On X.com, French notes, science fiction writer Devon Eriksen posted, "Elon, this is the moment where you're supposed to wise up and abandon classical liberalism. ... Universal suffrage leads to universal suffering."
French explains, "'Classical liberalism,' for those not up on political terms of art, refers to the philosophy of the American founding, the creation of a rights-based republic of democratic rule restrained by constitutionally protected liberties. And what was Musk's response to this direct assault on democracy and American liberty? 'I have wised up,' he said."
Billionaire tech bro and Donald Trump supporter Peter Thiel once declared, "I no longer believe that freedom and democracy are compatible" — a statement that, according to French, is antithetical to American ideals.
"Freedom and democracy aren't incompatible; they're inseparable," French writes. "Musk's and Thiel's views would be notable enough, especially given their extraordinary political influence on the right, but their views aren't coming from nowhere.
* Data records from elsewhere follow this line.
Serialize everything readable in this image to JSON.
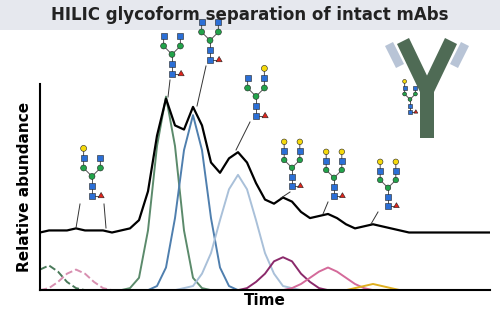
{
  "chart_data": {
    "type": "line",
    "title": "HILIC glycoform separation of intact mAbs",
    "x_label": "Time",
    "y_label": "Relative abundance",
    "x": [
      0,
      2,
      4,
      6,
      8,
      10,
      12,
      14,
      16,
      18,
      20,
      22,
      24,
      26,
      28,
      30,
      32,
      34,
      36,
      38,
      40,
      42,
      44,
      46,
      48,
      50,
      52,
      54,
      56,
      58,
      60,
      62,
      64,
      66,
      68,
      70,
      72,
      74,
      76,
      78,
      80,
      82,
      84,
      86,
      88,
      90,
      92,
      94,
      96,
      98,
      100
    ],
    "xlim": [
      0,
      100
    ],
    "ylim": [
      0,
      100
    ],
    "tick_labels": false,
    "series": [
      {
        "color": "#4a7a5a",
        "line_style": "dashed",
        "values": [
          10,
          12,
          9,
          4,
          1,
          0,
          0,
          0,
          0,
          0,
          0,
          0,
          0,
          0,
          0,
          0,
          0,
          0,
          0,
          0,
          0,
          0,
          0,
          0,
          0,
          0,
          0,
          0,
          0,
          0,
          0,
          0,
          0,
          0,
          0,
          0,
          0,
          0,
          0,
          0,
          0,
          0,
          0,
          0,
          0,
          0,
          0,
          0,
          0,
          0,
          0
        ]
      },
      {
        "color": "#d88fb0",
        "line_style": "dashed",
        "values": [
          0,
          1,
          4,
          8,
          10,
          8,
          4,
          1,
          0,
          0,
          0,
          0,
          0,
          0,
          0,
          0,
          0,
          0,
          0,
          0,
          0,
          0,
          0,
          0,
          0,
          0,
          0,
          0,
          0,
          0,
          0,
          0,
          0,
          0,
          0,
          0,
          0,
          0,
          0,
          0,
          0,
          0,
          0,
          0,
          0,
          0,
          0,
          0,
          0,
          0,
          0
        ]
      },
      {
        "color": "#5b8a6b",
        "line_style": "solid",
        "values": [
          0,
          0,
          0,
          0,
          0,
          0,
          0,
          0,
          0,
          0,
          1,
          6,
          29,
          70,
          94,
          70,
          29,
          6,
          1,
          0,
          0,
          0,
          0,
          0,
          0,
          0,
          0,
          0,
          0,
          0,
          0,
          0,
          0,
          0,
          0,
          0,
          0,
          0,
          0,
          0,
          0,
          0,
          0,
          0,
          0,
          0,
          0,
          0,
          0,
          0,
          0
        ]
      },
      {
        "color": "#4f7fae",
        "line_style": "solid",
        "values": [
          0,
          0,
          0,
          0,
          0,
          0,
          0,
          0,
          0,
          0,
          0,
          0,
          0,
          2,
          11,
          35,
          68,
          85,
          68,
          35,
          11,
          2,
          0,
          0,
          0,
          0,
          0,
          0,
          0,
          0,
          0,
          0,
          0,
          0,
          0,
          0,
          0,
          0,
          0,
          0,
          0,
          0,
          0,
          0,
          0,
          0,
          0,
          0,
          0,
          0,
          0
        ]
      },
      {
        "color": "#a9c0d9",
        "line_style": "solid",
        "values": [
          0,
          0,
          0,
          0,
          0,
          0,
          0,
          0,
          0,
          0,
          0,
          0,
          0,
          0,
          0,
          0,
          1,
          2,
          8,
          18,
          34,
          49,
          56,
          49,
          34,
          18,
          8,
          2,
          1,
          0,
          0,
          0,
          0,
          0,
          0,
          0,
          0,
          0,
          0,
          0,
          0,
          0,
          0,
          0,
          0,
          0,
          0,
          0,
          0,
          0,
          0
        ]
      },
      {
        "color": "#8b2a6b",
        "line_style": "solid",
        "values": [
          0,
          0,
          0,
          0,
          0,
          0,
          0,
          0,
          0,
          0,
          0,
          0,
          0,
          0,
          0,
          0,
          0,
          0,
          0,
          0,
          0,
          0,
          0,
          1,
          4,
          8,
          14,
          16,
          14,
          8,
          4,
          1,
          0,
          0,
          0,
          0,
          0,
          0,
          0,
          0,
          0,
          0,
          0,
          0,
          0,
          0,
          0,
          0,
          0,
          0,
          0
        ]
      },
      {
        "color": "#d46a9a",
        "line_style": "solid",
        "values": [
          0,
          0,
          0,
          0,
          0,
          0,
          0,
          0,
          0,
          0,
          0,
          0,
          0,
          0,
          0,
          0,
          0,
          0,
          0,
          0,
          0,
          0,
          0,
          0,
          0,
          0,
          0,
          0,
          1,
          3,
          6,
          9,
          11,
          9,
          6,
          3,
          1,
          0,
          0,
          0,
          0,
          0,
          0,
          0,
          0,
          0,
          0,
          0,
          0,
          0,
          0
        ]
      },
      {
        "color": "#e0b020",
        "line_style": "solid",
        "values": [
          0,
          0,
          0,
          0,
          0,
          0,
          0,
          0,
          0,
          0,
          0,
          0,
          0,
          0,
          0,
          0,
          0,
          0,
          0,
          0,
          0,
          0,
          0,
          0,
          0,
          0,
          0,
          0,
          0,
          0,
          0,
          0,
          0,
          0,
          0,
          1,
          2,
          3,
          2,
          1,
          0,
          0,
          0,
          0,
          0,
          0,
          0,
          0,
          0,
          0,
          0
        ]
      },
      {
        "color": "#000000",
        "line_style": "solid",
        "values": [
          28,
          29,
          29,
          29,
          30,
          29,
          29,
          29,
          28,
          29,
          30,
          34,
          48,
          75,
          93,
          80,
          78,
          89,
          80,
          62,
          57,
          64,
          67,
          62,
          52,
          44,
          42,
          45,
          43,
          38,
          35,
          36,
          37,
          35,
          32,
          30,
          31,
          32,
          31,
          30,
          29,
          28,
          28,
          28,
          28,
          28,
          28,
          28,
          28,
          28,
          28
        ]
      }
    ]
  }
}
They're rooted in a profound sense of pessimism and despair that is spreading throughout the right."
French continues, "From the inception of the MAGA movement, it has attracted a cohort of explicitly post-liberal academics and intellectuals. ... America, they believe, is dying — if it's not dead already — and they hate the nation it's becoming. How many times, for example, have we heard President Trump say that 'you won't have a country anymore' if he loses or if his plans are thwarted?"
MAGA ideology, French warns, is diametrically opposed to the values that attracted him to conservatism during his youth.
"When you grow up conservative and Republican," French explains, "you are made keenly aware of the anti-American left — those people who seem to believe that America has been rotten from the beginning, a settler-colonial enterprise, to use a modern phrase, that possesses no inherent virtue and whose many sins are a stain upon humanity. I had not, however, been taught about an anti-American right…. The conservatism of my youth positioned itself in direct opposition to communism in both its Soviet and its Chinese forms. Fascism, and everything like it, was dead, and no one wanted to revive it. How wrong I was."
The Never Trumper continues, "Parts of the right still posture as patriots, but they have imagined a different kind of patriotism: one that loves the country but scorns its creed. They — like Musk on July 4 — reject the classical liberal founding or at least de-emphasize its importance compared with the ancestral lineage of its citizens."